If you look at the value of things in terms of numbers, well, it can get you nuts. Since going nuts is expensive, I’m trying to think of markets differently. Like my 1960s era Rollei SL66 camera. It included a type of Zeiss lens that many believe was among the finest ever made. It was a sad day when I eBay’d it. But the man who came to pick it up turned that around.

He was Japanese, a pocket-protector type engineer who was passing through California on his way back home. He explained that in Japan there’s a tradition of asking retired engineers to work on projects – a way of using, and respecting, their wisdom. The guy who came to get my camera was on a mission. He was going around the States buying great lenses to give to a retired engineer in Japan. The old guy was going to study them so he could make better lenses for the digital age. Suddenly my heirloom Rollei was pointing the way to the future. Some old guy whose skills may have been ignored over here was leading the charge in Japan. I liked the sound of that, so I gave the engineer a light meter and a couple of filters to go with the Rollei. The transaction transformed the value of my camera  – raising it.

Max Strom, a yoga teacher, has seen the value of yoga increase among people who drive $85,000 cars. These folks arrive at his classes, turn off their cell phones and spend $20 to look inside themselves and see what they might find. As Max wrote, the experience often “triggers the profound realization that a 90 minute, $20 yoga class fulfills many of their essential needs, more than any of their other possessions they have worked like dogs to obtain.” The value of that twenty bucks? Pretty huge. Even more when you consider, as Max argues, that “Yoga is being embraced primarily by college-educated, upper-middle-class thinkers and businesspeople in positions of power–the very strata of society that has the power to make the changes this world so desperately needs.”

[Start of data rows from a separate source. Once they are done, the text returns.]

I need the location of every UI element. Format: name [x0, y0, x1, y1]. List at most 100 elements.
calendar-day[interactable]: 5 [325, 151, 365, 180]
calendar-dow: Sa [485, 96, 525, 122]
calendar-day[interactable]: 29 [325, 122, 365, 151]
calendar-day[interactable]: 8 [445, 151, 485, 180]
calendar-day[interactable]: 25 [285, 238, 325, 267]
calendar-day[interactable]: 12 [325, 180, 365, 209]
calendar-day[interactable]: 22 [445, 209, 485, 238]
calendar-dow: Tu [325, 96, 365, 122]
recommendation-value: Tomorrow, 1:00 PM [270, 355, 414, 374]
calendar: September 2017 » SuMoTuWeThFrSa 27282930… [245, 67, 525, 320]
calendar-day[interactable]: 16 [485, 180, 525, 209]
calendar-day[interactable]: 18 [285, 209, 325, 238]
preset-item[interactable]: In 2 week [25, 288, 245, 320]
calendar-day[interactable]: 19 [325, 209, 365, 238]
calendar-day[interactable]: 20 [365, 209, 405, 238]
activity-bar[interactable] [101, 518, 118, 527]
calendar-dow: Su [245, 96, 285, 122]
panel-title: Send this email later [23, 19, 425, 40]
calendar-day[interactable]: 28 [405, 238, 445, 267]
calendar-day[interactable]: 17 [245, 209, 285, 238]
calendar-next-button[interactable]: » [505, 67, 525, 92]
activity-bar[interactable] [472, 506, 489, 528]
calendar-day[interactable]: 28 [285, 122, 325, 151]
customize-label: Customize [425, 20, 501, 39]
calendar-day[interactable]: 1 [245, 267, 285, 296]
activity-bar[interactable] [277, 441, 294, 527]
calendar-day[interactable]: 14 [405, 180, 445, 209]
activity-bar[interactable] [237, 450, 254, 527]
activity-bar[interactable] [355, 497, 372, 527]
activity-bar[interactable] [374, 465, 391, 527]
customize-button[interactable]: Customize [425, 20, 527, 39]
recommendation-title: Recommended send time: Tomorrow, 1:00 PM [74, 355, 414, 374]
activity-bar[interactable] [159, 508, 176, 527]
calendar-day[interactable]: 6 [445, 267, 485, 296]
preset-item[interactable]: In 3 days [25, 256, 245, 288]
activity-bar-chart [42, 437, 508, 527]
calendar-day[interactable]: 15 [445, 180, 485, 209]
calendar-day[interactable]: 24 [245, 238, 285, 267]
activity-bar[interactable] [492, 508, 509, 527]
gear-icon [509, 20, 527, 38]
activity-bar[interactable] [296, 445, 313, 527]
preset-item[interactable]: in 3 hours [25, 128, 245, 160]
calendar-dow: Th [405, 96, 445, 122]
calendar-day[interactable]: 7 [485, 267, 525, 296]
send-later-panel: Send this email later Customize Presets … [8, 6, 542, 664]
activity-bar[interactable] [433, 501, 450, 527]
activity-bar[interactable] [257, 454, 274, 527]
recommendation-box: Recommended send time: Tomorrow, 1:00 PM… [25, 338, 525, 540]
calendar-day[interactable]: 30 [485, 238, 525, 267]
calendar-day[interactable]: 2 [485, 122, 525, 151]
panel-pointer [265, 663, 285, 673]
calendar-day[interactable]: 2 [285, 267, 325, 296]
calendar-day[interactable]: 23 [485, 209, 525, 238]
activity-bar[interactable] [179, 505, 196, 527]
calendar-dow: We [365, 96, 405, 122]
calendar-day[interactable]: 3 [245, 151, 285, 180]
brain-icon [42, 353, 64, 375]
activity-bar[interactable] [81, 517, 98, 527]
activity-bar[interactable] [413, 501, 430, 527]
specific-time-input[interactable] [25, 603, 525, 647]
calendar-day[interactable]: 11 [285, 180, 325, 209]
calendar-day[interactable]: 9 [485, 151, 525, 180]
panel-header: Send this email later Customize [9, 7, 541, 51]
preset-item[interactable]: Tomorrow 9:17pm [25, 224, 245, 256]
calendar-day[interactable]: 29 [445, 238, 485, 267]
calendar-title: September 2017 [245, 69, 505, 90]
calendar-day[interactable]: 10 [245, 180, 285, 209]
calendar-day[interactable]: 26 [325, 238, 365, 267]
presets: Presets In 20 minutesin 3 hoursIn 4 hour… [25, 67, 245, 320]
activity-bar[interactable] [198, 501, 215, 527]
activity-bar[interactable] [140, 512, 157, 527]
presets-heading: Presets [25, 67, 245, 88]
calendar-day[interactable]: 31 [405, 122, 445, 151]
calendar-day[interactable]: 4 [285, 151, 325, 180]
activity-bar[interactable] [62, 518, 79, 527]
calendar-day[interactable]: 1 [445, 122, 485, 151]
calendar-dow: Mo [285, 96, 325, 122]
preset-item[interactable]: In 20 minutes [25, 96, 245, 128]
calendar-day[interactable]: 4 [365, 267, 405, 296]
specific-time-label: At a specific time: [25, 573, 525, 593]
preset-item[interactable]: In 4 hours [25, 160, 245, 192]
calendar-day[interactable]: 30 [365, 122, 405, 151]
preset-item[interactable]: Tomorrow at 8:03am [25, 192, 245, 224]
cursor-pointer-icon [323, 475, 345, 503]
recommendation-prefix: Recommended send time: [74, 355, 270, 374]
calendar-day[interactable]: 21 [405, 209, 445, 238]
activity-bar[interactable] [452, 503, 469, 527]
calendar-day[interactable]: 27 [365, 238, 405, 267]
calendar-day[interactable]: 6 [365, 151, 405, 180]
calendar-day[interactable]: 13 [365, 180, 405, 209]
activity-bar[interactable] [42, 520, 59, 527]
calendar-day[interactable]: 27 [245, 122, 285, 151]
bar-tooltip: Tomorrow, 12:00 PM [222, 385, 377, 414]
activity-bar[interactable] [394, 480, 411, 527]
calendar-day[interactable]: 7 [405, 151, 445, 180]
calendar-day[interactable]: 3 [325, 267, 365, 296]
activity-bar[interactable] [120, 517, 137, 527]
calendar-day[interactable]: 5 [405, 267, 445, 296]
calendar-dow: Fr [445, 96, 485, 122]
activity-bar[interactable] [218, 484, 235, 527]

I believe in money, because I use it to pay my mortgage. But when the true value of a yoga class or an old camera floats above its money value, suddenly you’re playing the spiritual stock market – always a good bet.


9 Comments on “The Value of Stuff”

  1. 1: Tabby Biddle said at 11:27 pm on April 8th, 2010:

    Max Strom is a fabulous yoga teacher. I can’t wait to read his book!

    Even though I complain sometimes about yoga being $20/class, yoga sure is valuable and definitely worth more than any “thing” I have.

    Thanks for your post Lee. :-)

  2. 2: Lee Schneider said at 11:31 pm on April 8th, 2010:

    Will you go to yoga class sometime with me if you pay? Thanks for commenting.

  3. 3: ingrid said at 11:40 pm on April 8th, 2010:

    Most certainly always a good bet, and I am not a gambler :) .

  4. 4: Lee Schneider said at 11:43 pm on April 8th, 2010:

    Ah – so you approve of the snappy last line. That took many cookies and coaxing from Tabby to generate.

  5. 5: M. Penn said at 2:55 am on April 9th, 2010:

    Yes Yes and Yes
    I agree with it all
    Thanks for reminding us

  6. 6: Bob Ellal said at 3:32 am on April 9th, 2010:

    Lee,

    I’m with you. The very small amount of money I spent learning aspects of the Chinese internal energy arts transformed my life; qigong has become an integral part of my daily existence. I often wonder what life would’ve been like if I hadn’t experienced Ragnarok 20 years ago; would I still be a corporate jock understanding the price of everything and the value of nothing?

    I still am squarely in Diogenes’ camp when it comes to this production and consumption culture. Your take on the value of your cameras–to be put to good use to benefit people–beautiful!

    Bob

  7. 7: H. Michael Karshis said at 11:29 am on April 9th, 2010:

    Right on Lee! I’m truly digging my ROI from reading your always insightful Fourtune 500 Words of the Spiritual Stock Market.

    Go Spurs!

    HMK

  8. 8: Lee Schneider said at 11:36 am on April 9th, 2010:

    thanks for checking it out! The ROI on the Spiritual Stock Market is always good.

  9. 9: Lee Schneider said at 12:30 pm on April 9th, 2010:

    Thanks for commenting. Seems to me that yoga and qigoing make their changes subtly and sometimes over a lot of time -but the changes do come, usually in ways I don’t expect.